L'agenzia di rating conferma il suo giudizio: l'outlook italiano potrebbe essere tagliato. Non basta il via libera di ieri del Cdm alla manovra da 47 miliardi di euro. Su cui verrà posta la fiducia, conferma Berlusconi. Scelta che non allontana l'allarme di un possibile "stallo politico", lanciato dagli analisti a maggio
Nonostante la manovra, l’Italia resta debole. E’ questo il giudizio dell’agenzia di rating Standard & Poor’s che, all’indomani del via libera del consiglio dei ministri alla manovra finanziaria da 47 miliardi di euro, conferma il suo allarme di un mese fa: “Restano rischi sostanziali per il piano di riduzione del debito, soprattutto a causa delle deboli prospettive di crescita”. Le misure stabilite per il 2011-2014 e che dovrebbero portare il Paese al pareggio di bilancio non convincono l’agenzia. Che, nella seconda metà di maggio aveva tagliato l’outlook italiano da ‘stabile’ a ‘negativo’, pur confermando il voto ‘A+’ sul rating. La previsione di un possibile ribasso del giudizio da parte di Standard & Poor’s era stata formulata dagli analisti proprio su basi politiche. Secondo l’agenzia, l’Italia corre il rischio di “un possibile stallo politico”, che potrebbe impedire di varare le necessarie riforme di cui il Paese ha bisogno. Oppure potrebbe non bastare, come nel caso della manovra. Standard & Poor’s, insieme ai colleghi di Moody’s sono state convocate settimana prossima dalla Commissione di vigilanza sulla Borsa. La prima dovrà spiegare alla Consob perché ha deciso di pubblicare la propria nota prima che il testo definitivo del dl della manovra sia pubblicato in Gazzetta Ufficiale e a mercati aperti. La seconda verrà ascoltata lunedì sulla decisione di mettere sotto osservazione 16 banche italiane, che ha provocato una giornata di altalena dei titoli creditizi in borsa. L’autorità garante ha anche interessato della questione il nuovo organismo omologo europeo, l’Esma, che dovrebbe affrontare la vicenda in una riunione a Parigi la prossima settimana.

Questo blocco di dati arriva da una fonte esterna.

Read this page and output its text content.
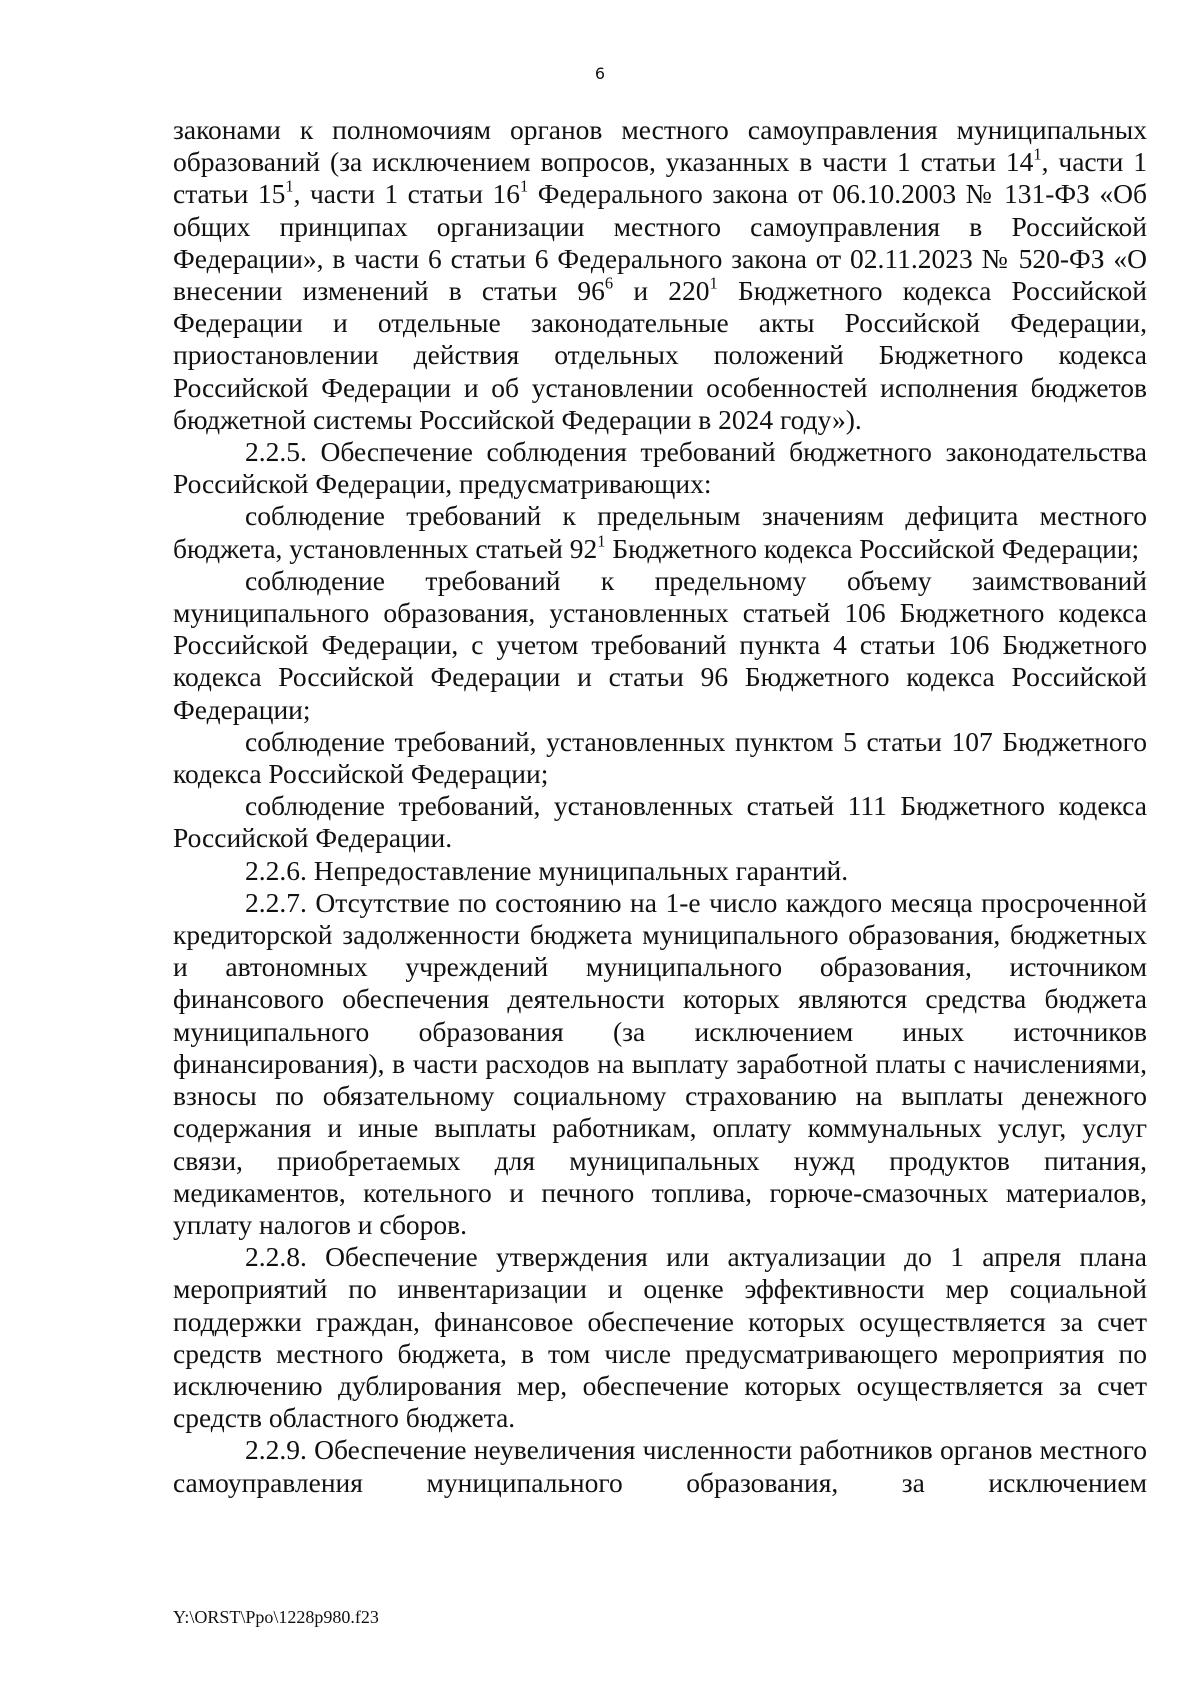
6

законами к полномочиям органов местного самоуправления муниципальных образований (за исключением вопросов, указанных в части 1 статьи $14^1$, части 1 статьи $15^1$, части 1 статьи $16^1$ Федерального закона от 06.10.2003 № 131-ФЗ «Об общих принципах организации местного самоуправления в Российской Федерации», в части 6 статьи 6 Федерального закона от 02.11.2023 № 520-ФЗ «О внесении изменений в статьи $96^6$ и $220^1$ Бюджетного кодекса Российской Федерации и отдельные законодательные акты Российской Федерации, приостановлении действия отдельных положений Бюджетного кодекса Российской Федерации и об установлении особенностей исполнения бюджетов бюджетной системы Российской Федерации в 2024 году»).

2.2.5. Обеспечение соблюдения требований бюджетного законодательства Российской Федерации, предусматривающих:

соблюдение требований к предельным значениям дефицита местного бюджета, установленных статьей $92^1$ Бюджетного кодекса Российской Федерации;

соблюдение требований к предельному объему заимствований муниципального образования, установленных статьей 106 Бюджетного кодекса Российской Федерации, с учетом требований пункта 4 статьи 106 Бюджетного кодекса Российской Федерации и статьи 96 Бюджетного кодекса Российской Федерации;

соблюдение требований, установленных пунктом 5 статьи 107 Бюджетного кодекса Российской Федерации;

соблюдение требований, установленных статьей 111 Бюджетного кодекса Российской Федерации.

2.2.6. Непредоставление муниципальных гарантий.

2.2.7. Отсутствие по состоянию на 1-е число каждого месяца просроченной кредиторской задолженности бюджета муниципального образования, бюджетных и автономных учреждений муниципального образования, источником финансового обеспечения деятельности которых являются средства бюджета муниципального образования (за исключением иных источников финансирования), в части расходов на выплату заработной платы с начислениями, взносы по обязательному социальному страхованию на выплаты денежного содержания и иные выплаты работникам, оплату коммунальных услуг, услуг связи, приобретаемых для муниципальных нужд продуктов питания, медикаментов, котельного и печного топлива, горюче-смазочных материалов, уплату налогов и сборов.

2.2.8. Обеспечение утверждения или актуализации до 1 апреля плана мероприятий по инвентаризации и оценке эффективности мер социальной поддержки граждан, финансовое обеспечение которых осуществляется за счет средств местного бюджета, в том числе предусматривающего мероприятия по исключению дублирования мер, обеспечение которых осуществляется за счет средств областного бюджета.

2.2.9. Обеспечение неувеличения численности работников органов местного самоуправления муниципального образования, за исключением

Y:\ORST\Ppo\1228p980.f23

Il giudizio dell’agenzia intanto non aiuta certo la maggioranza a stare serena. Mentre il premier Silvio Berlusconi conferma che sulla manovra – alla fine dell’iter parlamentare – “sarà posta la fiducia”, l’opposizione non ci sta. “Eventualmente”, secondo il presidente del Consiglio, si potrà pensare a “suggerimenti migliorativi”. Anche dell’opposizione, purché si tratti “di buoni consigli e non di emendamenti localistici e di parte”. Ma l’apertura dichiarata dal premier non basta a placare le polemiche per l’annuncio della fiducia. “Le pretese di Berlusconi sono ridicole e contraddittorie”, commenta il leader dell’Idv, Antonio Di Pietro. Se da una parte il premier chiede collaborazione “per far quadrare i conti” e “risolvere l’emergenza economica”, nota Di Pietro, “dall’altra annuncia che metterà la fiducia”. “Insomma – conclude il leader dell’Idv – quale collaborazione vuole? Quello che vuole è solo servilismo”.
E ad annunciare gli emendamenti temuti dal premier è il segretario del Pd, Pier Luigi Bersani. Che li annuncia soprattutto sul tema dei tagli ai costi della politica. “Se vogliamo fare sul serio”, dice. Per Bersani, comunque, tutta la manovra è “inaccettabile sotto il profilo sociale”. “E’ una botta micidiale, una vera bomba a orologeria – conclude – pensare di tagliare dieci miliardi dopo averne tagliati altrettanti in questi due anni”. Scettici anche i sindacati. “Berlusconi sbaglia a mettere la fiducia sulla manovra – commenta il segretario generale della Cisl, Raffaele Bonanni -. Questo è solo un appuntamento, altri ce ne saranno”. Già in stato di allarme invece regioni ed enti locali: per i tagli da 9,6 miliardi previsti nel biennio 2013-2014. Vasco Errani, presidente della Conferenza delle regioni, esprime “forte preoccupazione” e chiede “un’operazione verità da parte del presidente del Consiglio”. “Deve dire ai cittadini – chiarisce Errani – quali servizi la Repubblica italiana è in grado di assicurare”.